Constructing Gardens, Cultivating the City is the first cultural history of major new parks developed in Paris in the late twentieth century, as part of the city’s program of adaptive reuse of industrial spaces. Thanks to laws that gave the city more political autonomy, Paris’s local government launched a campaign of park creation in the late 1970s that continued to the turn of the millennium. The parks in this book represent this campaign and illustrate different facets of their cultural and historical context.
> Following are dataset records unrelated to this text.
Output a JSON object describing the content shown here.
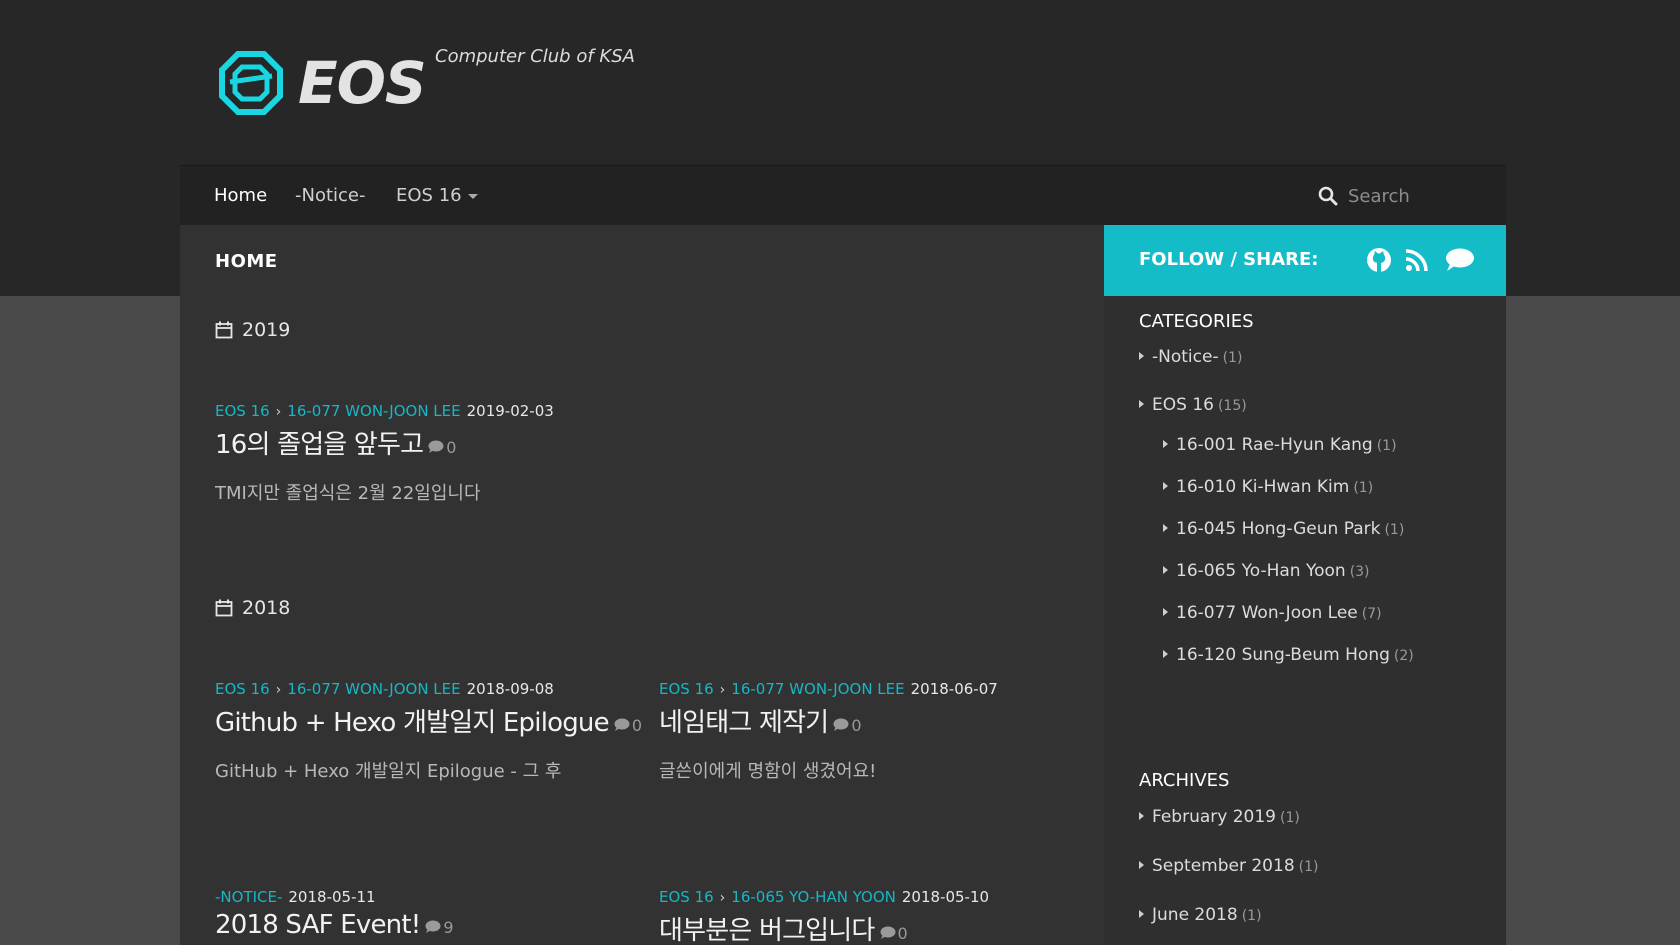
{
  "site": {
    "title": "EOS",
    "tagline": "Computer Club of KSA",
    "accent": "#16b7c7"
  },
  "nav": {
    "items": [
      {
        "label": "Home"
      },
      {
        "label": "-Notice-"
      },
      {
        "label": "EOS 16"
      }
    ],
    "search_placeholder": "Search"
  },
  "main": {
    "page_title": "HOME",
    "groups": [
      {
        "year": "2019"
      },
      {
        "year": "2018"
      }
    ],
    "posts": [
      {
        "category": "EOS 16",
        "subcategory": "16-077 WON-JOON LEE",
        "date": "2019-02-03",
        "title": "16의 졸업을 앞두고",
        "comments": "0",
        "excerpt": "TMI지만 졸업식은 2월 22일입니다"
      },
      {
        "category": "EOS 16",
        "subcategory": "16-077 WON-JOON LEE",
        "date": "2018-09-08",
        "title": "Github + Hexo 개발일지 Epilogue",
        "comments": "0",
        "excerpt": "GitHub + Hexo 개발일지 Epilogue - 그 후"
      },
      {
        "category": "EOS 16",
        "subcategory": "16-077 WON-JOON LEE",
        "date": "2018-06-07",
        "title": "네임태그 제작기",
        "comments": "0",
        "excerpt": "글쓴이에게 명함이 생겼어요!"
      },
      {
        "category": "-NOTICE-",
        "date": "2018-05-11",
        "title": "2018 SAF Event!",
        "comments": "9"
      },
      {
        "category": "EOS 16",
        "subcategory": "16-065 YO-HAN YOON",
        "date": "2018-05-10",
        "title": "대부분은 버그입니다",
        "comments": "0"
      }
    ]
  },
  "sidebar": {
    "follow_label": "FOLLOW / SHARE:",
    "follow_icons": [
      "github-icon",
      "rss-icon",
      "chat-icon"
    ],
    "categories_title": "CATEGORIES",
    "categories": [
      {
        "label": "-Notice-",
        "count": "(1)"
      },
      {
        "label": "EOS 16",
        "count": "(15)"
      },
      {
        "label": "16-001 Rae-Hyun Kang",
        "count": "(1)"
      },
      {
        "label": "16-010 Ki-Hwan Kim",
        "count": "(1)"
      },
      {
        "label": "16-045 Hong-Geun Park",
        "count": "(1)"
      },
      {
        "label": "16-065 Yo-Han Yoon",
        "count": "(3)"
      },
      {
        "label": "16-077 Won-Joon Lee",
        "count": "(7)"
      },
      {
        "label": "16-120 Sung-Beum Hong",
        "count": "(2)"
      }
    ],
    "archives_title": "ARCHIVES",
    "archives": [
      {
        "label": "February 2019",
        "count": "(1)"
      },
      {
        "label": "September 2018",
        "count": "(1)"
      },
      {
        "label": "June 2018",
        "count": "(1)"
      }
    ]
  }
}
Archival research, interviews, and analyses of the parks reveal how postmodern debates about urban planning, the historic city, public space, and nature’s presence in an urban setting influenced their designs. In sum, the city adopted the garden as a model for public parks, investing in complex, richly symbolic and representational spaces. These parks were intended to represent contemporary twists on traditional designs and serve local residents as much as they would contribute to Paris’s role as a world city.
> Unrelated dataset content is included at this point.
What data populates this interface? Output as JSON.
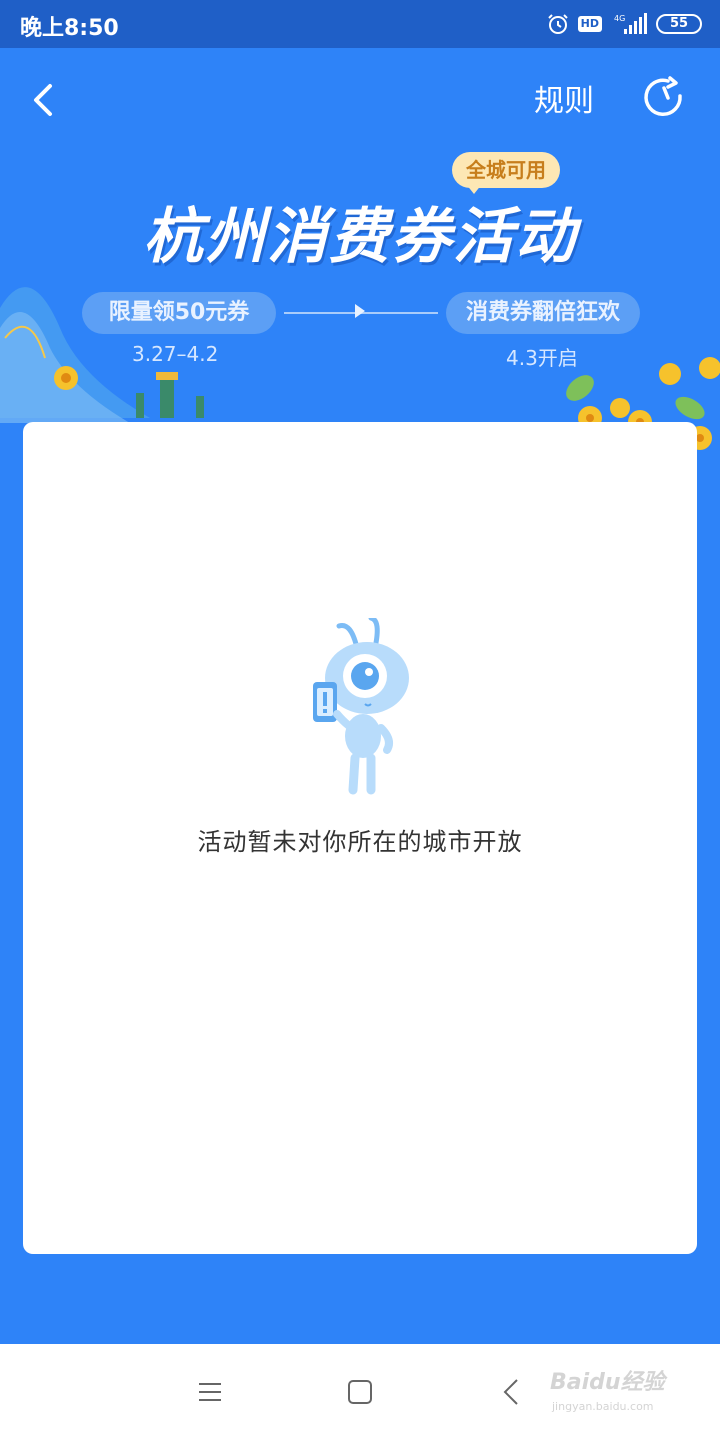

The parks’ development process often included points of conflict, pointing to differing views on what Parisian space should represent and fundamental contradictions between the characteristics of public space and the garden as it is traditionally defined. These parks demonstrate the ongoing cultivation of the city over time, in which transformed sites not only fulfil new functions but also engage with history and their surroundings to create new meaning. They stand for landscape as a form of signifying cultural production that directly engages with other art forms and ways of knowing. Just as the Luxembourg Gardens, the Tuileries, and the Buttes-Chaumont parks exemplify their eras’ cultural dynamics, such parks as the Jardin Atlantique, Parc André-Citroën, and the Jardin des Halles express contemporary French culture within the archetypal space of their era, the city. Finally, they point the way to current trends in landscape architecture, such as citizen gardening and ecological initiatives.
Amanda Shoaf Vincent is Assistant Professor of French Studies at Wake Forest University.